Donovan, traveling with her husband, Steve Seward, and friends from Poulsbo, Wash., said they thought about going to jazz festival on a couple of nights, but didn't have the energy to tackle the journey from their hotel after exploring the area during the day.

Then there's the metaphorical bumps: long walks or shuttle waits to get from your room to the facilities at those expansive resorts; struggles to get internet access; paying $4 a minute for phone calls to the U.S. using a cumbersome system that cuts you off every 20 minutes and resulted in my credit cards being put on security hold because of the repeated high charges.

This, of course, is the atmosphere most visitors seek. People who can't vacation without their Blackberry, laptop computer and widespread wifi will feel like they're in the jungle in more ways than one. They share an odd kinship their globetrotting opposites, the independent travelers who disdain and studiously avoid the all-controlling Disneyesque enterprises devouring the travelers' freedom to experience legitimate culture. Many in our group, including the organizers, wanted to make at least one stop at a street taco stand, but preset scheduling denied most the chance.

Those lavish and imported qualities also characterize the Riviera Maya Jazz Festival, for better and worse.

Nightly lineups consist of a Mexican opening act and a "big name" main concert, with nearly all shows fusion-oriented. Nothing in this year's lineup offered listeners any obvious sounds of Mexico or much approaching straight-ahead jazz.

"We're starting people with (fusion) so they're not afraid to get into that kind of music," said Fernando Toussaint, a drummer who has played in all of the festivals and serves as its director.

All of the headline performers said they planned to play regular shows without adoptions or tributes, arguing that's actually the best cultural contribution. Miller said he learned an important lesson in Brazil when his group assumed they needed to add a samba to the set, since they're part of every local band's playlist.

"But in Brazil everybody already plays a samba, so why should I play what they already know?" he said. "It's almost an insult. I think the important thing is to play what you bring."

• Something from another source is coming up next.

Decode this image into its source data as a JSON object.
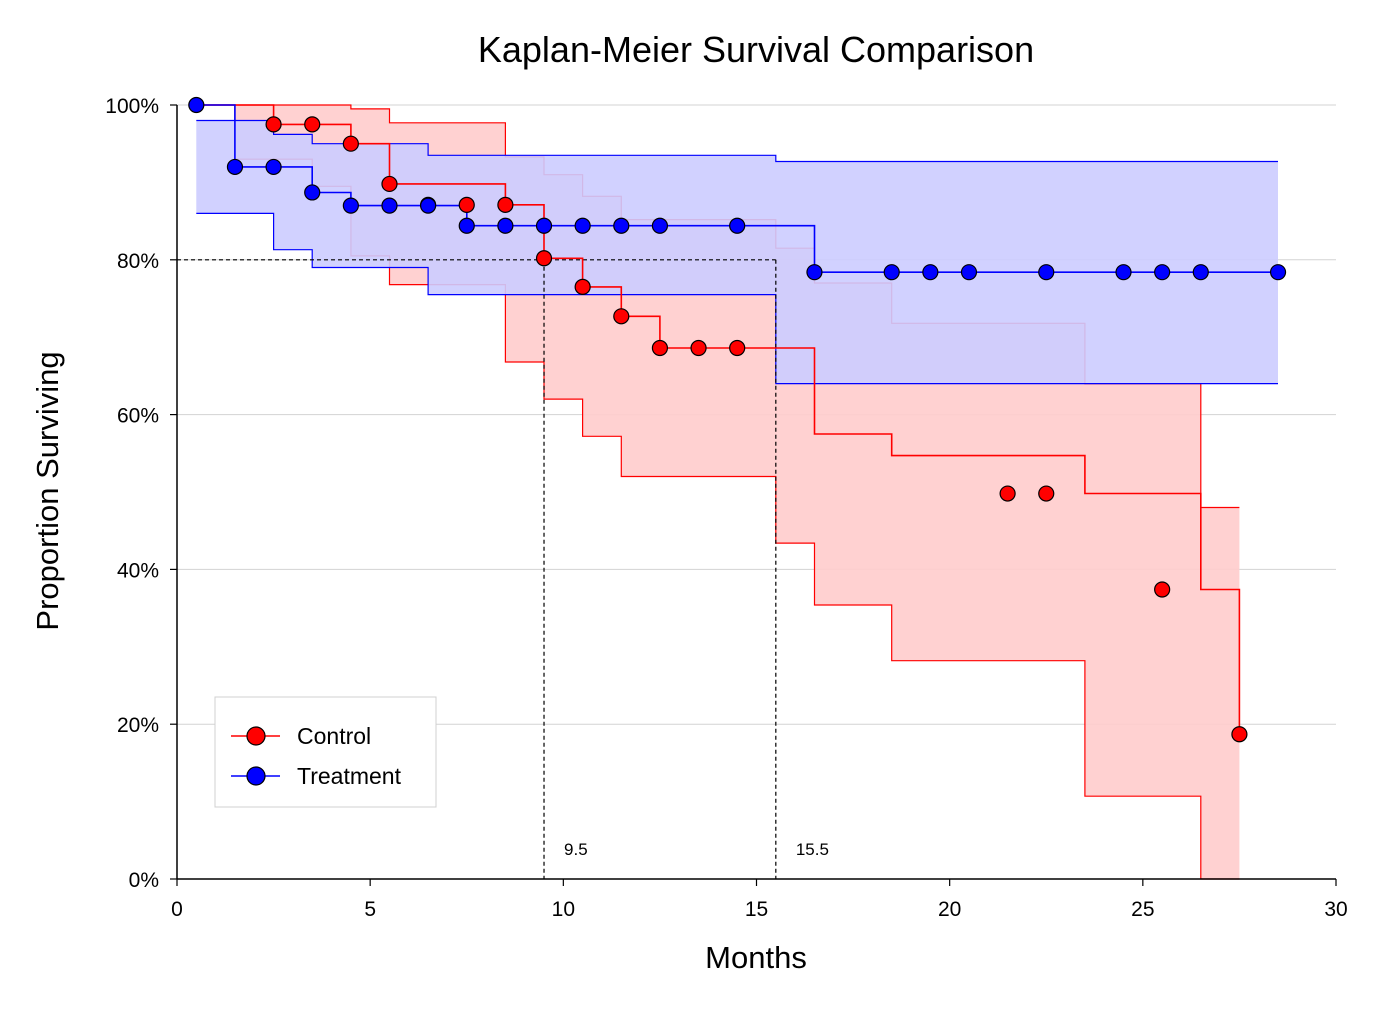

Benson, the most anticipated visitor among locals I talked to, said "we're going to play all the hits" to please the crowd.

"I'm not to prove anything, (or) to make this day different than all other days," he said.

Derbez, in his historical narratives, derides a longstanding assumption that "Mexican jazz to be Mexican must syncopate songs like 'La Cucaracha,' 'Besame Mucho,' 'La Rielera,' 'El Jarabe Loco,' (and) 'La Bamba,' and must turn 'Take Five' into a jarabe or a huapango, 'All Blues' a bolero and 'When The Saints Go Marching In' a valona, a son, a corrido or something that can be played by norteno conjuntos and mariachis."

Such concepts don't apply to Toussaint, a self-taught musician who's spent most of his life listening to landmark old-school and fusion players.

"My grandpa used to listen to Miles Davis and all the big names in jazz," he said. "It was in the background all the time."

Toussaint and his brothers, Eugenio and Enrique, formed Sacbe, the first jazz group to create its own label in Mexico and among the first to use synthesizers (a four-disc set of more than 20 years' work can be heard and is available for as little as $6 at

"The biggest influence we had was Weather Report," he said. "I also like Frank Zappa."

He spends eight months a year organizing the festival mostly by himself, a job he's had since some locals with an interest in music and tourism approached him with the concept.

"It all started as a dream," he said. "It was like four or five people who thought about it...They knew I was a drummer, they knew I was a musician, so they thought I was ideal."

The beach setting presents logistical problems—the stage wasn't sheltered the first few years, among other things—but Toussaint said he prefers it to a performing arts facility.

"The production is complicated because of the sand and the humidity," he said. "But the scenery is so beautiful I want to keep it there."